By the end of last year, the Eagles’ pass defense was an abomination. The entire team was but the pass defense in particular was tough to watch.

The Eagles finished last year ranked 31st in pass defense, allowing an opposing passer rating of 97.6 – 3rd-worst in franchise history (behind 2012 and 2020, two seasons that got the Eagles’ head coach fired). They became only the eighth team in NFL history to allow at least 35 touchdown passes and intercept fewer than 10 passes in a season.

They looked old and slow. Because they were old and slow. And that’s the risk when you continually build the secondary with veterans.

Since 2010, Roseman’s first year as general manager, the Eagles have had 28 defensive backs start at least 10 games.

Only six of the 28 were Eagles draft picks (Nate Allen, Jalen Mills, Avonte Maddox, Kurt Coleman, Rasul Douglas).

And for every Malcolm Jenkins or Darius Slay, there were way too many Leodis McKelvins, Anthony Harrises, Marcus Eppses and Byron Maxwells.

Until Thursday, the Eagles hadn’t used a top-40 pick on a defensive back since Allen at No. 37 in 2010. With Mitchell at 22 and DeJean at 40, this is the first time in franchise history they took two DBs in the first 40 picks. They’re the 10th NFL team in the last 30 years to do that.

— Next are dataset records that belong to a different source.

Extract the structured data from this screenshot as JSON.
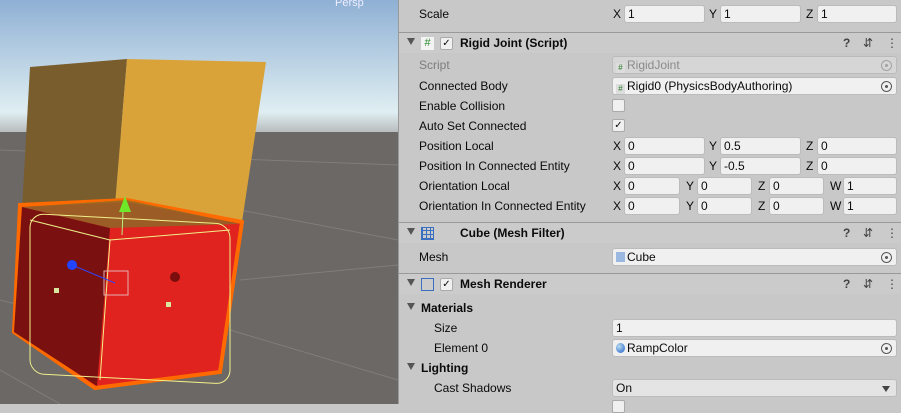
{
  "scene": {
    "view_label": "Persp",
    "colors": {
      "top_cube": "#d9a33a",
      "selected_cube": "#e0231f",
      "outline": "#ff6a00",
      "ground": "#6b6866"
    }
  },
  "transform": {
    "scale": {
      "label": "Scale",
      "x": "1",
      "y": "1",
      "z": "1"
    }
  },
  "rigid_joint": {
    "title": "Rigid Joint (Script)",
    "enabled": true,
    "icon": "script-hash-icon",
    "script": {
      "label": "Script",
      "value": "RigidJoint"
    },
    "connected_body": {
      "label": "Connected Body",
      "value": "Rigid0 (PhysicsBodyAuthoring)"
    },
    "enable_collision": {
      "label": "Enable Collision",
      "checked": false
    },
    "auto_set_connected": {
      "label": "Auto Set Connected",
      "checked": true
    },
    "position_local": {
      "label": "Position Local",
      "x": "0",
      "y": "0.5",
      "z": "0"
    },
    "position_in_connected": {
      "label": "Position In Connected Entity",
      "x": "0",
      "y": "-0.5",
      "z": "0"
    },
    "orientation_local": {
      "label": "Orientation Local",
      "x": "0",
      "y": "0",
      "z": "0",
      "w": "1"
    },
    "orientation_in_connected": {
      "label": "Orientation In Connected Entity",
      "x": "0",
      "y": "0",
      "z": "0",
      "w": "1"
    }
  },
  "mesh_filter": {
    "title": "Cube (Mesh Filter)",
    "mesh": {
      "label": "Mesh",
      "value": "Cube"
    }
  },
  "mesh_renderer": {
    "title": "Mesh Renderer",
    "enabled": true,
    "materials": {
      "label": "Materials",
      "size_label": "Size",
      "size": "1",
      "element0_label": "Element 0",
      "element0": "RampColor"
    },
    "lighting": {
      "label": "Lighting",
      "cast_shadows_label": "Cast Shadows",
      "cast_shadows": "On"
    }
  },
  "axes": {
    "x": "X",
    "y": "Y",
    "z": "Z",
    "w": "W"
  },
  "icons": {
    "help": "?",
    "preset": "⇵",
    "more": "⋮",
    "check": "✓"
  }
}
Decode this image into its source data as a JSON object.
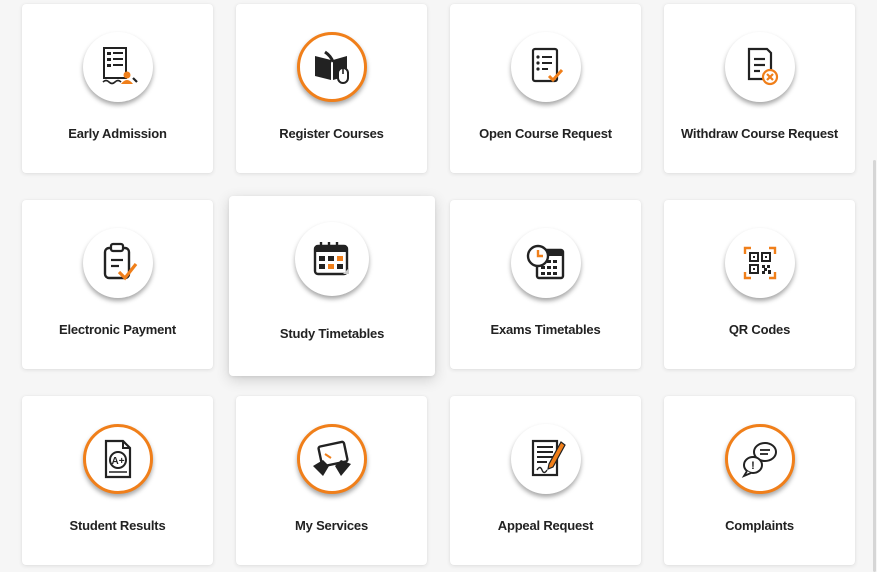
{
  "colors": {
    "accent": "#f07f1a",
    "ink": "#222222",
    "card": "#ffffff",
    "background": "#f6f6f6"
  },
  "services": [
    {
      "label": "Early Admission",
      "icon": "admission-form-icon"
    },
    {
      "label": "Register Courses",
      "icon": "book-mouse-icon"
    },
    {
      "label": "Open Course Request",
      "icon": "checklist-icon"
    },
    {
      "label": "Withdraw Course Request",
      "icon": "document-cancel-icon"
    },
    {
      "label": "Electronic Payment",
      "icon": "clipboard-check-icon"
    },
    {
      "label": "Study Timetables",
      "icon": "calendar-icon"
    },
    {
      "label": "Exams Timetables",
      "icon": "clock-calendar-icon"
    },
    {
      "label": "QR Codes",
      "icon": "qr-code-icon"
    },
    {
      "label": "Student Results",
      "icon": "grade-certificate-icon"
    },
    {
      "label": "My Services",
      "icon": "tablet-hands-icon"
    },
    {
      "label": "Appeal Request",
      "icon": "signed-document-icon"
    },
    {
      "label": "Complaints",
      "icon": "chat-bubbles-icon"
    }
  ]
}
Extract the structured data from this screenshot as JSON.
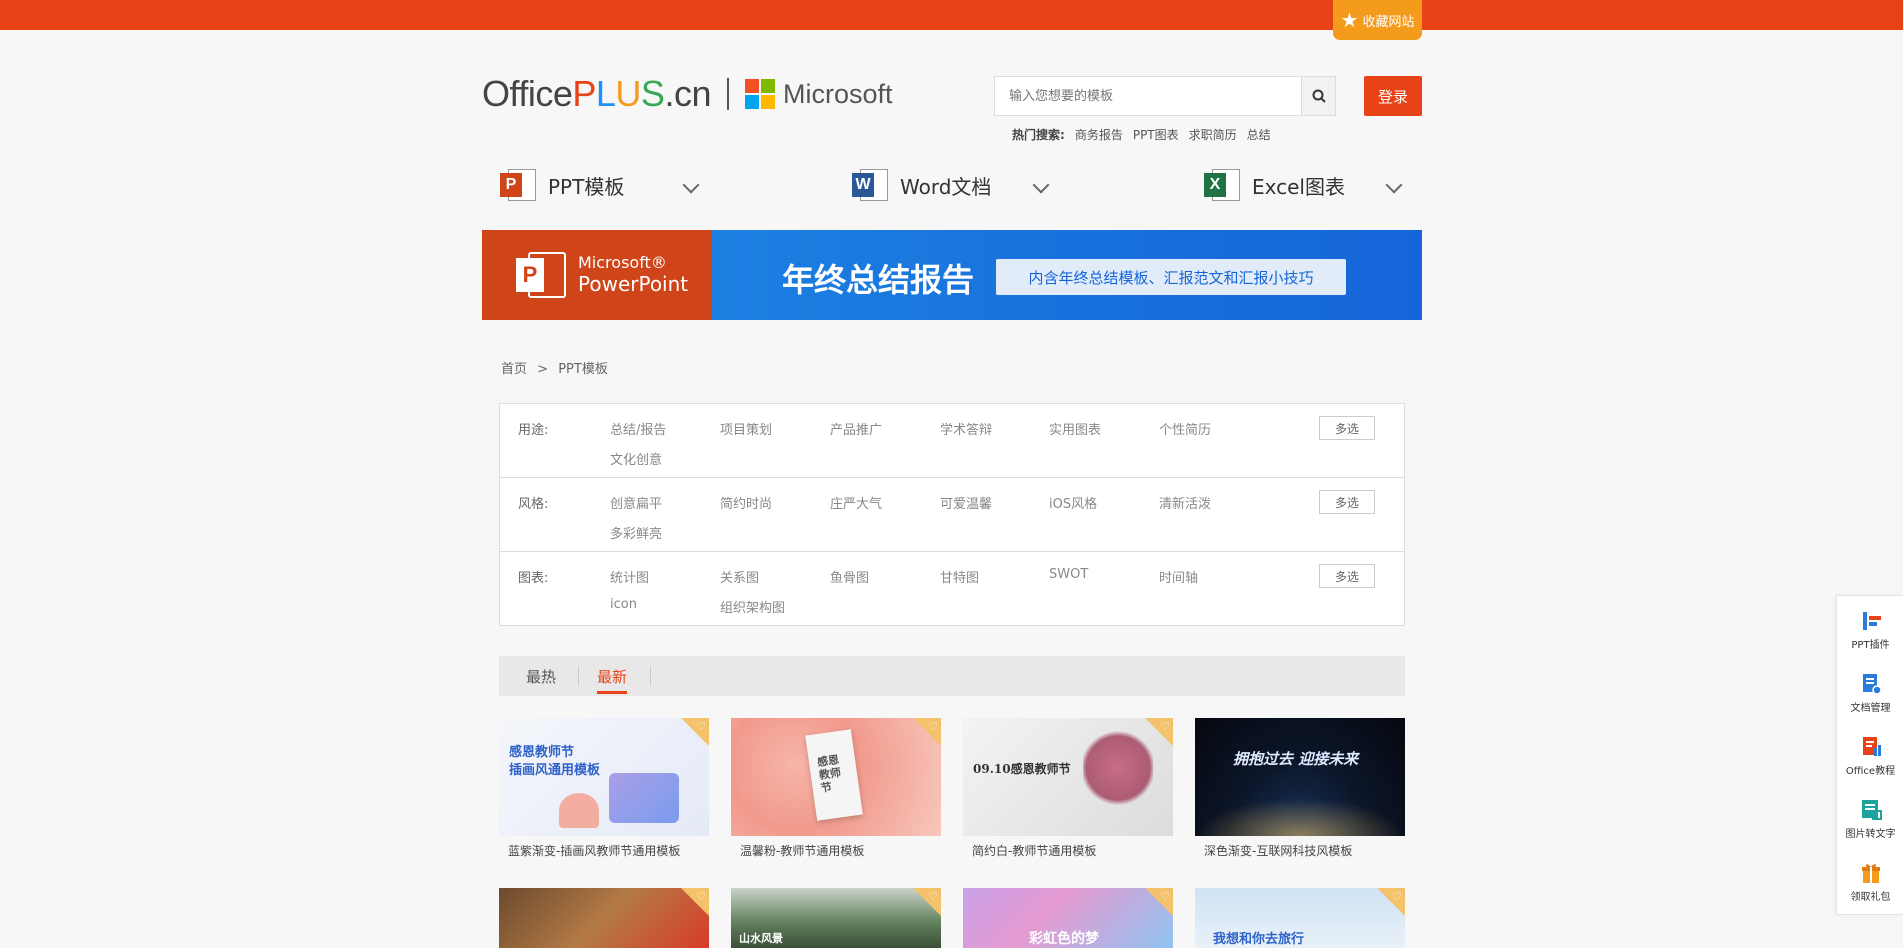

So the focus when the draft began was to finally load up on young, fast, versatile defensive backs.

Job accomplished.

“When you looked at the free agency list and maybe the strength of the early part of the draft, we thought that that was something we could do,” he said.

“Now, you go through the process, and things change. When you start with a list that you get in January and then you have the Senior Bowl and the Combine, sometimes the process thins things out. That's always a little bit risky, but I think the way that the draft fell allowed us to address those guys early, not force anything and hopefully add competition to that group.”

Slay is 33 and still playing well, but 30-year-olds Kevin Byard and James Bradberry were a far cry from their prime seasons, and the combination of three 30-year-old starters in the same secondary made the Eagles’ pass defense sitting ducks against speedy young receivers.

They were only the second NFC team in the last 20 years with three 30-year-old defensive backs starting at least 10 games.

Kevin Byard, Bradley Roby, Justin Evans and Terrell Edmunds, all starters at one point last year, are gone, replaced by younger, fast – and the Eagles hope – more effective players. Bradberry could be the next to leave.

Go back to opening day 2023. The only Eagles defensive back in the regular rotation who was 26 or younger was Blankenship.

In 2024, that number could go up to six - Mitchell, DeJean, Gardner-Johnson, Rodgers, Kelee Ringo and Eli Ricks. Seven once Sydney Brown is healthy.

If you’re trying to defend people like CeeDee Lamb, Justin Jefferson, Cooper Kupp and Deebo Samuel, Puka Nacua, JaMarr Chase and George Pickens, you better have a secondary full of guys who can fly.

The Eagles finally have a stable of those guys.

“Obviously really excited about the group that we have with the guys that are back from last year, the guys that we added in free agency, the guys that we've added during the draft,” Nick Sirianni said. 

“Really look forward to getting them out in the field and starting to work here within the next couple of weeks."